The U.S. Attorney's Office in Chicago said in a news release that the O-Block gang gunned down Carlton Weekly, also known as "FBG Duck," in August 2020 in the fashionable Gold Coast neighborhood, and "claimed responsibility for acts of violence in Chicago and used social media and music to increase their criminal enterprise."
Charged with committing murder in aid of racketeering, assault in the aid of racketeering and various weapons charges are Chicago residents Charles Liggins, 30, Kenneth Roberson, 28, Tacarlos Offerd, 30, Christopher Thomas, 22, and Marcus Smart, 22.

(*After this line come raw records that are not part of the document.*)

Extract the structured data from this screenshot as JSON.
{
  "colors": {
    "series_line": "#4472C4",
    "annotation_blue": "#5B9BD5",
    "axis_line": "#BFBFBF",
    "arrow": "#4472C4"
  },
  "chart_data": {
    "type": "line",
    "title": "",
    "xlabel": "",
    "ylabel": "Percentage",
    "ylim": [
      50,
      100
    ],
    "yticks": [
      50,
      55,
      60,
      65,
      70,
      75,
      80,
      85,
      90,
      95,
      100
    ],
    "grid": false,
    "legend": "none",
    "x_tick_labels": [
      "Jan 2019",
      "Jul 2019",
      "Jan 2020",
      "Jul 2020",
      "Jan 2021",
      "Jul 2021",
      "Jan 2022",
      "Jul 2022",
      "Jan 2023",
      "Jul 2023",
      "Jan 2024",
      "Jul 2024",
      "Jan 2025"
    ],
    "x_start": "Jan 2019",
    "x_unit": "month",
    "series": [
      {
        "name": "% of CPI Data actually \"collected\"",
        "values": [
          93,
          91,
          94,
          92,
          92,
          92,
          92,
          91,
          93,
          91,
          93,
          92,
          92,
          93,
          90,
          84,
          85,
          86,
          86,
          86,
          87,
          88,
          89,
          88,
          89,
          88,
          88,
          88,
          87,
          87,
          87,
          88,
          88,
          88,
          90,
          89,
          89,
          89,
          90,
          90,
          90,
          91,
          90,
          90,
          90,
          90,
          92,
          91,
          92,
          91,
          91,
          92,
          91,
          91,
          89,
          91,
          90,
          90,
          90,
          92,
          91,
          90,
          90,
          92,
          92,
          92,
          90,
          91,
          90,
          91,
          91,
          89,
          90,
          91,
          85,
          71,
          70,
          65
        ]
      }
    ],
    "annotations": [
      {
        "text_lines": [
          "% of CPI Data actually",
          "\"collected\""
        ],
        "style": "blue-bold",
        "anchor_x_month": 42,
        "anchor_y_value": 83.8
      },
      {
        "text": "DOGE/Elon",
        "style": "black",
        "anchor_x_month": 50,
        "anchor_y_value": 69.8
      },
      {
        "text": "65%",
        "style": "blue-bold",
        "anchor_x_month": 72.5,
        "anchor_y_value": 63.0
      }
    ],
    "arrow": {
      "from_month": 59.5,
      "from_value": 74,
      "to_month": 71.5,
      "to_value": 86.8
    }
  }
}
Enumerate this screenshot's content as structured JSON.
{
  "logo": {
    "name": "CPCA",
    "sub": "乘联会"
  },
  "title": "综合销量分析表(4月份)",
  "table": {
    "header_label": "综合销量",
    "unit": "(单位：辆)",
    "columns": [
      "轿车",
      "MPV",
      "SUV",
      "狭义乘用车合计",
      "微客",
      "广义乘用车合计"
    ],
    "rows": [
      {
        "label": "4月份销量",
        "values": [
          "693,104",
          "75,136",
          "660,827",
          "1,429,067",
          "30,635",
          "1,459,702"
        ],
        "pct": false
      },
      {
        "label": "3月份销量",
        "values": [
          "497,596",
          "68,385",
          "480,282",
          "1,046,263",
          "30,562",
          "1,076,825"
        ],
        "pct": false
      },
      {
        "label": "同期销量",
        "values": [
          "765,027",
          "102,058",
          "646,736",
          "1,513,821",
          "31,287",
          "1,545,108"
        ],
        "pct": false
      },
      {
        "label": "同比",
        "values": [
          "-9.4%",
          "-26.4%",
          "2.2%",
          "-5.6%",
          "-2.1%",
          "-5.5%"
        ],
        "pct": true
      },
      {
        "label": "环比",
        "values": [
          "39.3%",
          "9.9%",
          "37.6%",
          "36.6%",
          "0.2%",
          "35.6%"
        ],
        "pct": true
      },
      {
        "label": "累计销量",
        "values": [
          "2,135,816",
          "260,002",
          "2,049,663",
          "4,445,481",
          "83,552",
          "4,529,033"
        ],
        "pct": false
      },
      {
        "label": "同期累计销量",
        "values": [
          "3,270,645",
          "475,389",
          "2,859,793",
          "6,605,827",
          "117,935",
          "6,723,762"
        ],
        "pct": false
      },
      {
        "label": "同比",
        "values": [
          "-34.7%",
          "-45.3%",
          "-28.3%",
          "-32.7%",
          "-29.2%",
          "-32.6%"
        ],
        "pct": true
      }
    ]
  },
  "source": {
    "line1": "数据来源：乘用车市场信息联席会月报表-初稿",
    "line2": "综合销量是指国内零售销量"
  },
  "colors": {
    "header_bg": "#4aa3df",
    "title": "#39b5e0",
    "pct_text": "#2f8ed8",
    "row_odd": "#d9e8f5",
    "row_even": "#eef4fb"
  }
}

At an afternoon court hearing, Liggins, Offerd, Thomas and Smart entered pleas of not guilty, and the judge ordered that they remain in custody pending detention hearings. Roberson was not in court and the U.S. Attorney's Office said his initial hearing was not scheduled.
Weekly was standing outside a store on Oak Street in broad daylight when two men climbed from two vehicles, opened fire, then climbed back into the vehicles and drove off. Weekly was killed and a woman and another man were injured. Police said it appeared to be a "targeted" attack on either Weekly or another man nearby. The Chicago Tribune reported that police determined the 26-year-old Weekly may have been targeted because days earlier he had made a video in which he disparaged rival gang members who had died.
Liggins, Offerd, Thomas, and Smart were arrested Wednesday morning, and Roberson was already in custody in Cook County Jail, according to the release.
The federal murder count carries a mandatory minimum sentence of life in prison and a maximum sentence of the death penalty.
Investigators have said for years that most killings in Chicago have tie to gang conflicts, which sometimes begin as online beefs that spill into real world violence. Arresting suspects in gang killings can be especially difficult because witnesses are reluctant to come forward.
At news conference with other law enforcement leaders Wednesday, Chicago Police Superintendent David Brown said the new indictment sends a message that "we are going after gangs in this city."
"If this gives pause to them then we're doing something good," said Chicago-based U.S. Attorney John Lausch, speaking alongside Brown.